I am reading several lines from the console in a java program using the readLine command from the BufferedReader class. However, the program pauses at the end of the last line and does not proceed until i press return. How do I eliminate this pause?

+2  A: 

What exactly do you do and what do you expect? I have two guesses:

  1. You're having a superfluous readLine() at the end of the program. Remove it or change loop conditions appropriately to solve this.
  2. You expect the program to start work on a line that is being entered (without hitting Return at the end). That's where your expectations are dead-wrong. readLine() returns a full line and blocks while it is being entered. So the call just waits until you hit Return and then returns the line you just entered. To get input while the user is typing neither BufferedReader nor readLine() are very suitable.
Joey
just checked the loop conditions, no superfluous readLine()...
Pranav
This works perfectly though - public class Buttons{public static void main (String[] args) throws java.lang.Exception{java.io.BufferedReader r = new java.io.BufferedReader (new java.io.InputStreamReader (System.in));String s;while (!(s=r.readLine()).startsWith("42")) System.out.println(s);}}
Pranav
Could you put the code you have into your question with proper formatting? Would be much easier to read.
Joey
This code has the same effect...my mistake.
Pranav
A: 

It's a catch-22; you cannot know it's the last line, until it's been fully entered (including the carriage return at the end) and you can parse it. So you only know that you could have skipped waiting once you've already missed your chance.

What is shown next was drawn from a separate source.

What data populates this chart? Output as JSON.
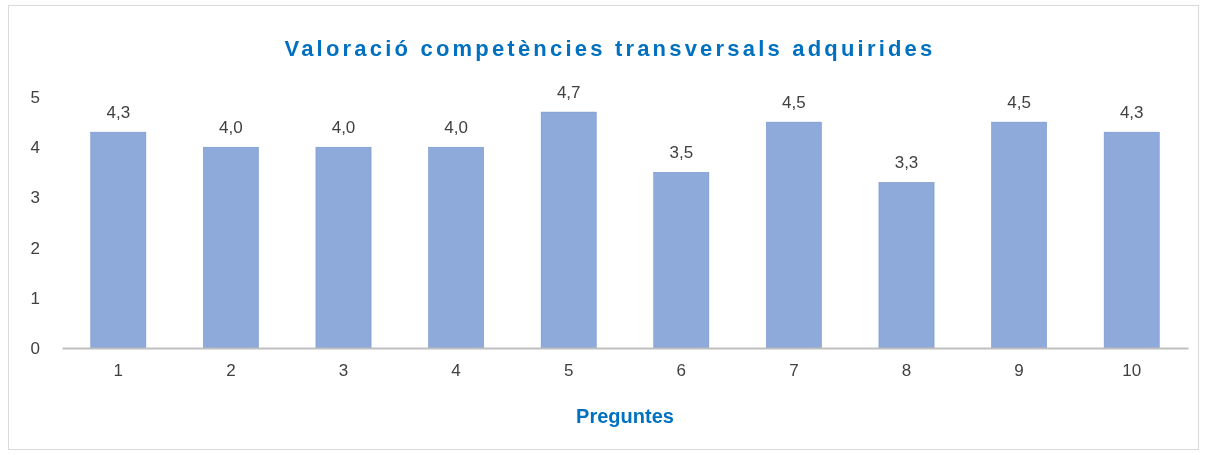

That assumes, of course, that you detect the last line based on its content (e.g. empty string, specific "42" string, etc.). If you have some other means of detecting what the last line is, then you can use this as your while loop condition - hence you don't need to wait to read the "sentinel" line that simply tells you to exit.

But in the code example you posted, you only get access to the "42" line after it has been completely entered - including some line terminator (carriage return, EOF, etc.). Thus until you hit return, that line doesn't exist from the reader's perspective.

Andrzej Doyle
+1  A: 

A line is a CR or CRLF terminiated sequence of characters. And readline() just does what it's name says: it reads a line.

If you have any other clue to determine 'end-of-input', you can read the input character by character until the 'end-of-input' condition is true. This may be another character or a special sequence of characters like a closing tag if you look at an xml input.